Last year, I wrote Some advice for Google about Buzz, and unfortunately Google did not take my advice, and Buzz failed (not saying if they had taken my advice that Buzz would have succeeded, but it might have at least stood a chance). The good thing is they did take some of my advice for Buzz and apply it to Google Plus, by allowing people to start slowly (you just need a Google account, as far as I can tell, not a Gmail address), reducing noise-to-signal ratio (with circles streams), and making privacy settings easy.

But Google Plus is not yet in the clear. I have only one piece of advice for Google at this point for Google Plus: let people sign up already!!!

When the news media first started talking about Google Plus, I signed up for an invite and never got it. Then a friend of mine, who is the social networking master, offered invites on Facebook, and I jumped on it right away. I was able then to invite several other friends before Google clamped down because of “insane demand.”

Look, Google… don’t let this chance pass you by. Right now, Google Plus is getting unanimously glowing reviews in both the tech press and the mainstream press. Everybody loves Google Plus, but Google Plus sucks if no one is using it. I seriously have 12 friends on it, and only about three of them update regularly—doesn’t make for a site I want to come back to often.

So if you really are trying to roll this out carefully, instead of just opening the floodgates and then clamping down on all invites, give each Google Plus user an allotment of two invites per week (invites that actually work). That will be a slow rollout and will play on people’s already existing anticipation.

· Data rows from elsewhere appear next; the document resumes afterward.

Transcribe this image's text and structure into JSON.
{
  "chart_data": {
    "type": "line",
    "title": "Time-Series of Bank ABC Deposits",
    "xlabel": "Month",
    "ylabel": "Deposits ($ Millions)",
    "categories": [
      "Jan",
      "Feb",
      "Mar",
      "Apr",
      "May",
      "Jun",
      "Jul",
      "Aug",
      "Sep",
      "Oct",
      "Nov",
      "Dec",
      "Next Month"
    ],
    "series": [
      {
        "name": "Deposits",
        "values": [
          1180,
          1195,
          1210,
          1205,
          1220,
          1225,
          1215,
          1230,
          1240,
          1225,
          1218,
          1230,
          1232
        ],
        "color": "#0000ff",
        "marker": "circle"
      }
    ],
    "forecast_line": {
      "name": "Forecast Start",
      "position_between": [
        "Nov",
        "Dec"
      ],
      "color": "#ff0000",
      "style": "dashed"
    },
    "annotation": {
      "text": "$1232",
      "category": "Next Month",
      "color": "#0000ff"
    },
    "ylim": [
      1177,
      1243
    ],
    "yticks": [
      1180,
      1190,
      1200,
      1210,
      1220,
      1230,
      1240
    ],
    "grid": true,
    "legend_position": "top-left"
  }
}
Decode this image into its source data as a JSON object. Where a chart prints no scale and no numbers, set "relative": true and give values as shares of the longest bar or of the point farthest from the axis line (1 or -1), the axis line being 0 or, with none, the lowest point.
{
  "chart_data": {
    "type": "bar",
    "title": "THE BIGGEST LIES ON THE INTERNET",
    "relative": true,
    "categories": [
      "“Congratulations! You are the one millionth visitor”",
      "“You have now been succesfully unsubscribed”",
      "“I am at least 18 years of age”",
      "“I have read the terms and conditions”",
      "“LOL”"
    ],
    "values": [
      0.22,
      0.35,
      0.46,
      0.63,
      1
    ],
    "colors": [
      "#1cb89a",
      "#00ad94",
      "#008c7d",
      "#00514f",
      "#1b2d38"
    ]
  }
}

Be smart, Google. You finally have a good product. If you play your cards right, Google Plus will be a Gmail, Maps, Android, Chrome or Docs (instead of a Buzz, Video Player, or Answers).


  1. Wow, as many as 12 friends! I had six following me, one of whom is a stranger. It was discouraging enough for me to delete it, or, in Google terms, ‘downgrade’. Reminds me of Vkontakte—unless you have friends in Russia, there’s no point having an account there.

  2. Google+ suffers from the same privacy problems as Facebook, not to mention that their aim is the same, to sell your data to advertisers. You should really be on the free software based, community-owned, advertising-free Diaspora instead. Google+’s interface looks so nice because they swiped it from Diaspora!